How To Choose the Right Paint Brush
Does it matter which paint brush you use? Absolutely! It may seem that a brush is a brush; but there is more to consider. The quality of your paint job and how hard you have to work are affected by your choice of paint brushes.
There are three basic distinctions for brushes: bristle type, size and quality. Each factor is important, and we'll explain why.
There are three basic types of paint brushes. Brushes can be made with natural bristles, synthetic bristles or foam.
Natural bristles typically are Chinese (hog's hair) or ox hair. They are best for oil based paints, and should never be used with water based (latex) paints. The water in latex paints is absorbed by the natural bristle and causes the brush to swell up.
Synthetic bristles include nylon and nylon/polyester blend. This brush can be used for oil or water based paints. A synthetic bristle is the proper choice for water based (latex) paint.
Foam brushes can be used for oil based paints or water based paints. They work best with thin products, like stain. They wear out quickly and should be used as throw away, quick task brushes. You certainly would not want to paint a wall with a foam brush.
The larger the brush, the more paint it can hold. That makes painting a large area faster. It also makes the brush heavier, placing more strain on your arm. Smaller brushes allow greater control and are easier to hold.
A 4" brush is ideal for painting walls, a 2 1/2" brush is a good general brush and a 1" brush is ideal for narrow spaces. Don't try to use a wide brush turned sideways to paint a narrow strip; that will damage your brush. Use the proper width brush for the job.

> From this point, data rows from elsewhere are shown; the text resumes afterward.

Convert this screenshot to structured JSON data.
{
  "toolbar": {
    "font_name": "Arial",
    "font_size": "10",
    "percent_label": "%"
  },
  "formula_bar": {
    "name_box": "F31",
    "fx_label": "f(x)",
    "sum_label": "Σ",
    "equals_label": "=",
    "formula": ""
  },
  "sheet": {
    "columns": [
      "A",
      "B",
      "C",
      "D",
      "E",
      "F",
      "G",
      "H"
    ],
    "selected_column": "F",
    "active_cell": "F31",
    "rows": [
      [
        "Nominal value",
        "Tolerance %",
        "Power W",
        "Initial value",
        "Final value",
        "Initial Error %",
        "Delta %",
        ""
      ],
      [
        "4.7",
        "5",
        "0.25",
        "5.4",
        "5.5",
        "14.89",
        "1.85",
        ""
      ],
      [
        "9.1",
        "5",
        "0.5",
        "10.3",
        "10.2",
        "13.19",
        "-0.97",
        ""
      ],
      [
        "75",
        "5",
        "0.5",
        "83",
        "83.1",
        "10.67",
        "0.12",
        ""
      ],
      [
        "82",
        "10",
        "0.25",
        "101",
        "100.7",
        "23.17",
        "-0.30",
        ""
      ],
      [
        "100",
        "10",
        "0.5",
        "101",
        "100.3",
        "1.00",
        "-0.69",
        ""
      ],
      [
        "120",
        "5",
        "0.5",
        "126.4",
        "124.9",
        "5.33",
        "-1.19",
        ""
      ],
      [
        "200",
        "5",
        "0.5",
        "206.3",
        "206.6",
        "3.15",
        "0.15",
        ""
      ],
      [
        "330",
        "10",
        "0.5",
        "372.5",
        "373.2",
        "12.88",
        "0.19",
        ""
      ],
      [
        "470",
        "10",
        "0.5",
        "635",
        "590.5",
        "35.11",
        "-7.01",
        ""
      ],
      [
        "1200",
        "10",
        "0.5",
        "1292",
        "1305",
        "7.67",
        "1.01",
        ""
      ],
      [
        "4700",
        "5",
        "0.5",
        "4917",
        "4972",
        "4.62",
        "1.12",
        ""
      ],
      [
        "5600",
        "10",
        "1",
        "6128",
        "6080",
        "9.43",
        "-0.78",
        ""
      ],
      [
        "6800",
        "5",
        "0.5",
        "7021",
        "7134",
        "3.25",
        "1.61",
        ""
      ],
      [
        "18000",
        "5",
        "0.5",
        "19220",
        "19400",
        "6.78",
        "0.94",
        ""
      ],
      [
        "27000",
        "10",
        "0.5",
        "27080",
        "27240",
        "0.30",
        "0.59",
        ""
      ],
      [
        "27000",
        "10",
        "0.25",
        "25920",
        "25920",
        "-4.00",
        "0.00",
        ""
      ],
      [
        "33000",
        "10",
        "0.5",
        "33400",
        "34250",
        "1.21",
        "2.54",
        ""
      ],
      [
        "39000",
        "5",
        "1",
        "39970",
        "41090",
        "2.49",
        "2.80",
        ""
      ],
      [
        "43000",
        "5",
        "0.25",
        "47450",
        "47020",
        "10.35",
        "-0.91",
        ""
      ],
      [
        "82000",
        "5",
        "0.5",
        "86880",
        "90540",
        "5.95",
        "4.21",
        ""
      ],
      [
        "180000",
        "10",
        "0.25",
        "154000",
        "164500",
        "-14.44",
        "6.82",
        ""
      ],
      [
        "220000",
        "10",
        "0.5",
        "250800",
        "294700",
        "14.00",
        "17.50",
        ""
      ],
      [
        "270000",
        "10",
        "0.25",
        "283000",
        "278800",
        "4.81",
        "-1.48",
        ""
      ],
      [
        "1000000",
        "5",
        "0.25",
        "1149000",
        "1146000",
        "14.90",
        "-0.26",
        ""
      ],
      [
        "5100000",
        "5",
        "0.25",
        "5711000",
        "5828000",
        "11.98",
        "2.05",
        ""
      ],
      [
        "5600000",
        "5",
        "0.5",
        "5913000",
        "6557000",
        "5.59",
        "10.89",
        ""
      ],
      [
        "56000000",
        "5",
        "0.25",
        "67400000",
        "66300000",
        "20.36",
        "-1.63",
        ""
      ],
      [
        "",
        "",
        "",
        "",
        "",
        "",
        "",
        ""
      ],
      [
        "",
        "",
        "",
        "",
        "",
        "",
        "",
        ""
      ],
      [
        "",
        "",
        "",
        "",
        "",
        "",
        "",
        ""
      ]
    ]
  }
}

The quality of the brush is reflected in the price. A quality brush will hold more paint, making the job go more quickly. A quality brush will provide smoother, brush mark free results. Finally, with care, a quality brush will last a good long time.
Quality bristles have flagged (split) ends which yield fewer brush marks. A quality brush should have tipped ends, meaning that the lengths vary. This also results in smoother results.
The metal ferrule holds the bristles securely in place. A quality brush will have a rust-proof ferrule with small wooden spacers between the bristles to create paint reservoirs. Cheap brushes will rust, loses bristles and typically have a large spacer that reduces the number of bristles.
Most painters choose an unfinished wood handle because they are easy to hold. Although, whatever feels comfortable to you is the way to go.